Errada, porque custo histórico pressupõe pagamento ou troca com base em um valor de aquisição, o que não ocorre na transação sem contraprestação.
- B)valor justo na data de aquisição.
Certa, porque o ativo recebido sem contraprestação deve ser mensurado inicialmente pelo valor justo na data da aquisição, conforme as normas de contabilidade pública.
- C)fluxo de caixa simples.
Errada, porque fluxo de caixa simples não é critério de mensuração contábil inicial de ativo recebido gratuitamente.
- D)fluxo de caixa descontado.
Errada, porque fluxo de caixa descontado pode ser usado em estimativas de valor em certos contextos, mas não é a regra para mensuração inicial nesse caso.
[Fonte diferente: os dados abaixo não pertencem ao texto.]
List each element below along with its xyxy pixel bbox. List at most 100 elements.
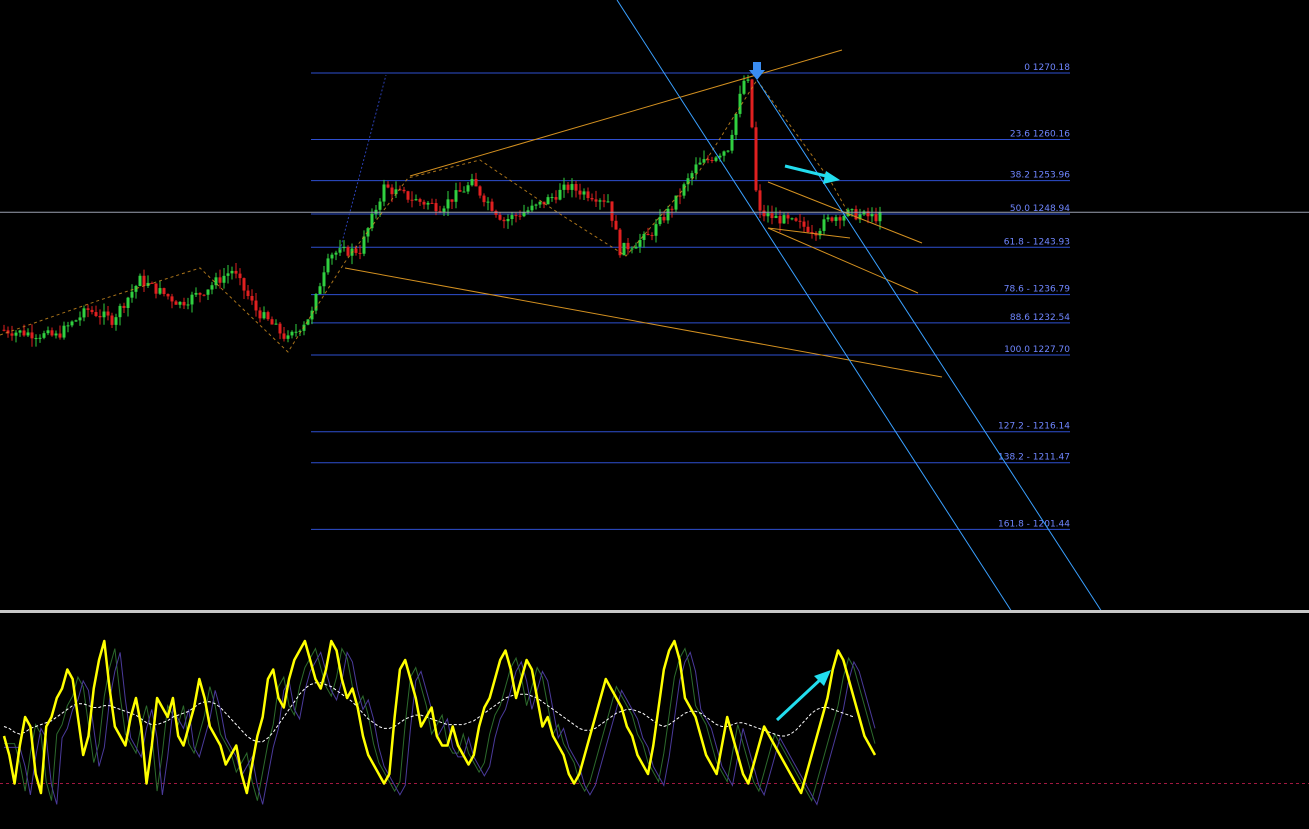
candle-body — [582, 191, 586, 195]
candle-body — [742, 80, 746, 94]
candle-body — [250, 295, 254, 301]
candle-body — [730, 134, 734, 151]
candle-body — [18, 330, 22, 333]
candle-body — [502, 219, 506, 222]
candle-body — [410, 199, 414, 201]
candle-body — [606, 201, 610, 203]
candle-body — [382, 184, 386, 202]
candle-body — [370, 213, 374, 229]
candle-body — [614, 220, 618, 230]
candle-body — [242, 278, 246, 291]
candle-body — [466, 185, 470, 192]
candle-body — [726, 150, 730, 152]
candle-body — [558, 189, 562, 200]
candle-body — [566, 184, 570, 190]
candle-body — [458, 190, 462, 192]
candle-body — [294, 331, 298, 333]
candle-body — [766, 213, 770, 217]
candle-body — [734, 113, 738, 135]
candle-body — [62, 325, 66, 338]
candle-body — [330, 254, 334, 259]
candle-body — [318, 286, 322, 294]
candle-body — [190, 294, 194, 305]
candle-body — [442, 208, 446, 213]
candle-body — [286, 335, 290, 339]
candle-body — [234, 270, 238, 274]
candle-body — [738, 93, 742, 114]
candle-body — [142, 275, 146, 286]
candle-body — [790, 218, 794, 220]
candle-body — [194, 292, 198, 295]
candle-body — [138, 275, 142, 287]
candle-body — [786, 215, 790, 219]
candle-body — [386, 184, 390, 188]
candle-body — [90, 309, 94, 313]
candle-body — [278, 323, 282, 334]
candle-body — [694, 164, 698, 174]
candle-body — [674, 195, 678, 210]
candle-body — [110, 315, 114, 325]
chart-background — [0, 0, 1309, 829]
candle-body — [722, 151, 726, 156]
candle-body — [670, 208, 674, 210]
candle-body — [238, 273, 242, 279]
candle-body — [678, 195, 682, 197]
candle-body — [770, 213, 774, 219]
candle-body — [822, 219, 826, 231]
candle-body — [58, 333, 62, 338]
candle-body — [354, 248, 358, 253]
candle-body — [522, 212, 526, 217]
candle-body — [874, 214, 878, 222]
candle-body — [158, 288, 162, 294]
candle-body — [518, 215, 522, 217]
candle-body — [794, 218, 798, 221]
panel-separator[interactable] — [0, 610, 1309, 613]
candle-body — [586, 191, 590, 199]
candle-body — [334, 252, 338, 255]
candle-body — [50, 330, 54, 336]
candle-body — [470, 178, 474, 186]
candle-body — [698, 162, 702, 165]
fib-level-label: 161.8 - 1201.44 — [998, 519, 1070, 529]
candle-body — [850, 209, 854, 211]
candle-body — [38, 337, 42, 339]
candle-body — [878, 212, 882, 222]
candle-body — [34, 338, 38, 340]
candle-body — [782, 215, 786, 224]
candle-body — [422, 201, 426, 205]
candle-body — [262, 312, 266, 319]
candle-body — [554, 197, 558, 200]
candle-body — [2, 329, 6, 331]
candle-body — [622, 242, 626, 256]
candle-body — [626, 242, 630, 250]
candle-body — [246, 290, 250, 296]
candle-body — [74, 320, 78, 322]
chart-root: 0 1270.1823.6 1260.1638.2 1253.9650.0 12… — [0, 0, 1309, 829]
candle-body — [322, 272, 326, 287]
candle-body — [70, 321, 74, 326]
fib-level-label: 38.2 1253.96 — [1010, 171, 1070, 181]
fib-level-label: 0 1270.18 — [1024, 63, 1070, 73]
candle-body — [166, 293, 170, 297]
candle-body — [374, 209, 378, 214]
candle-body — [830, 217, 834, 221]
candle-body — [230, 270, 234, 274]
fib-level-label: 88.6 1232.54 — [1010, 313, 1070, 323]
candle-body — [510, 215, 514, 220]
candle-body — [646, 233, 650, 236]
candle-body — [538, 201, 542, 205]
candle-body — [838, 217, 842, 221]
candle-body — [654, 224, 658, 236]
candle-body — [666, 208, 670, 221]
candle-body — [46, 330, 50, 334]
candle-body — [486, 201, 490, 203]
candle-body — [54, 333, 58, 336]
candle-body — [426, 202, 430, 205]
candle-body — [562, 184, 566, 190]
candle-body — [530, 205, 534, 211]
candle-body — [534, 204, 538, 206]
candle-body — [802, 221, 806, 227]
candle-body — [342, 247, 346, 249]
candle-body — [574, 184, 578, 191]
candle-body — [798, 220, 802, 222]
- E)custo corrente corrigido.
Errada, porque custo corrente corrigido não é a base adotada para reconhecer inicialmente um ativo obtido sem contraprestação.
Gabarito: B
Quando a entidade do setor público recebe um ativo sem pagar por ele, a lógica contábil muda um pouco: como não houve preço de compra para servir de referência, a mensuração inicial deve buscar o valor justo na data da aquisição. Em outras palavras, a contabilidade pergunta: quanto esse bem valeria se fosse trocado entre partes independentes, em condições normais? Isso está alinhado às normas de contabilidade aplicada ao setor público, especialmente à NBC TSP Estrutura Conceitual e às NBC TSP sobre ativo imobilizado e estoques, além da orientação do MCASP. A ideia é reconhecer o ativo pelo valor econômico do benefício recebido, e não por um custo que, nesse caso, simplesmente não existiu. Por isso a alternativa B está correta: na transação sem contraprestação, o valor de entrada é o valor justo na data de aquisição. É o jeito contábil de dizer: "ganhou o ativo, então vamos medir pelo que ele vale". As demais alternativas misturam critérios de mensuração que não se aplicam à entrada inicial nessa hipótese. Custo histórico, custo corrente e fluxos de caixa são ideias que aparecem em outros contextos, mas aqui a regra é bem mais direta.